Directed Drawing – Flying Bats

We began with our drawing pencils and plain white cartridge paper.  Students followed the directed drawing lesson done on our white board. The results were remarkable:















Students then re-created their bats on tan coloured 12” x 18” construction paper.  They were instructed to ensure that they outlined their bats, coloured their pictures to show the bat’s fur, and make the bats the central point of the art piece.  Students worked with drawing pencils and waxed crayons. They could then add other Autumn pictures to complete their scenes as they wanted.  They were encouraged use their tertiary art techniques from last week’s lesson. These are on the bulletin board in our hallway:




















I think they all look spectacular!

Tertiary Colour Exploration

This was last week’s Art lesson.

After a review of Primary colours (red, blue, yellow), which cannot be made from other colours, Secondary colours (orange, green, and purple) which are made from equal amounts of the Primary colours, and Intermediate colours which are uneven amounts of the Primary colours (red-orange, yellow-green, etc.) we explored the making of Tertiary colours which is the making of new colours by mixing Secondary colours.
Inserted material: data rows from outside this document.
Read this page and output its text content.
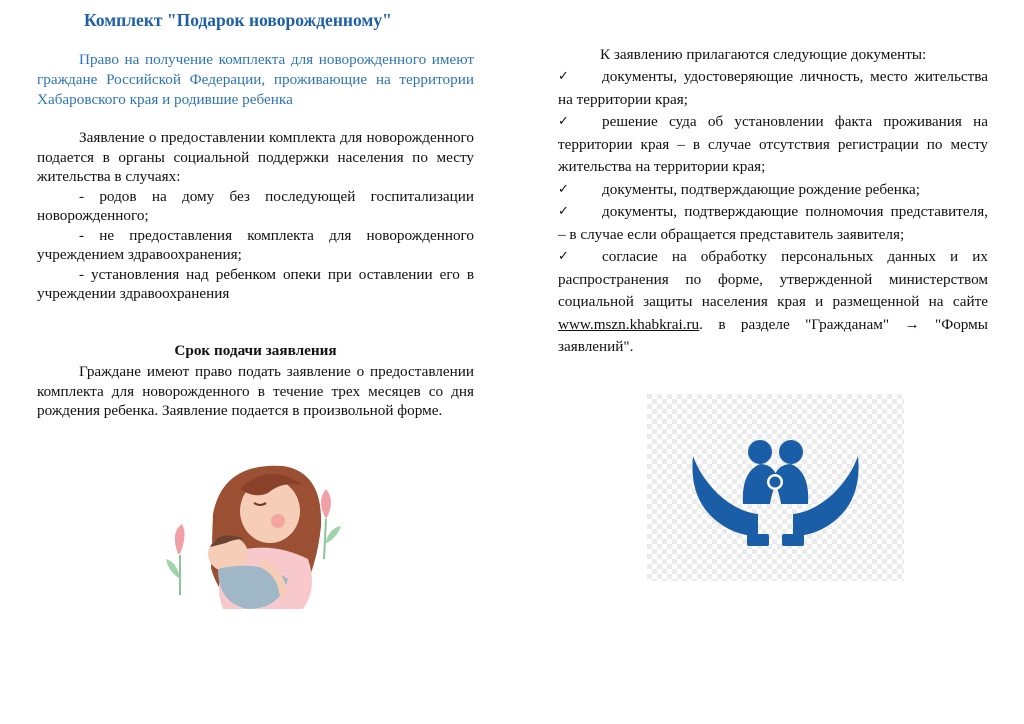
Комплект "Подарок новорожденному"

Право на получение комплекта для новорожденного имеют граждане Российской Федерации, проживающие на территории Хабаровского края и родившие ребенка

Заявление о предоставлении комплекта для новорожденного подается в органы социальной поддержки населения по месту жительства в случаях:

- родов на дому без последующей госпитализации новорожденного;

- не предоставления комплекта для новорожденного учреждением здравоохранения;

- установления над ребенком опеки при оставлении его в учреждении здравоохранения

Срок подачи заявления

Граждане имеют право подать заявление о предоставлении комплекта для новорожденного в течение трех месяцев со дня рождения ребенка. Заявление подается в произвольной форме.

К заявлению прилагаются следующие документы:
✓ документы, удостоверяющие личность, место жительства на территории края;
✓ решение суда об установлении факта проживания на территории края – в случае отсутствия регистрации по месту жительства на территории края;
✓ документы, подтверждающие рождение ребенка;
✓ документы, подтверждающие полномочия представителя, – в случае если обращается представитель заявителя;
✓ согласие на обработку персональных данных и их распространения по форме, утвержденной министерством социальной защиты населения края и размещенной на сайте www.mszn.khabkrai.ru. в разделе "Гражданам" → "Формы заявлений".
Students explored making russet (orange and violet), slate (green and violet), and bronze (orange and green) while creating an Autumn scene with waxed crayons.









Who says, “Giraffes Can’t Dance” …

We read the above-named book, by Giles Andreae and had a discussion on how we can all do things to the sound of our own music.  Students then followed a directed drawing lesson creating their own unique ‘Geralds’ on yellow construction paper.  They decorated their blue background paper, cut out, and mounted their giraffes, adding a string tail.  These are on the bulletin board in our hallway.






















Elements of Art

Our first Art lesson introduced the six elements  (building blocks) of Art: line, shape, colour, form, texture, and value.  Line, shape, colour, and form are fairly obvious, although many students did not know that black, brown, and white are not considered to be true colours.  Texture is how something feels, or how it looks like it feels. Value is lightness and darkness.  In its basic form, value is white and black and all the gradients in between.  With colour, value is the addition of white and black to show different shades and tints of the basic colours.

Students were to use a variety of wax coloured crayons to show these elements.  There were rubbing plates and plastic tracers that they could use.  Their work is displayed on the bulletin board in our classroom.



















Here are some ‘in progress’ photos:


Showing our stuff …

They were all SO happy to share their work with some older classes🙌🏻
A HUGE thank you to Ms. Branco (with Division 3) and Ms. Sansom (with Division 1) who accepted our invitation to see our hard work 💗💝💖

We set up in the downstairs corridor.  Ms. Volpe and our daytime custodian, Ben, also appreciated the work and enthusiastically told the students how they felt.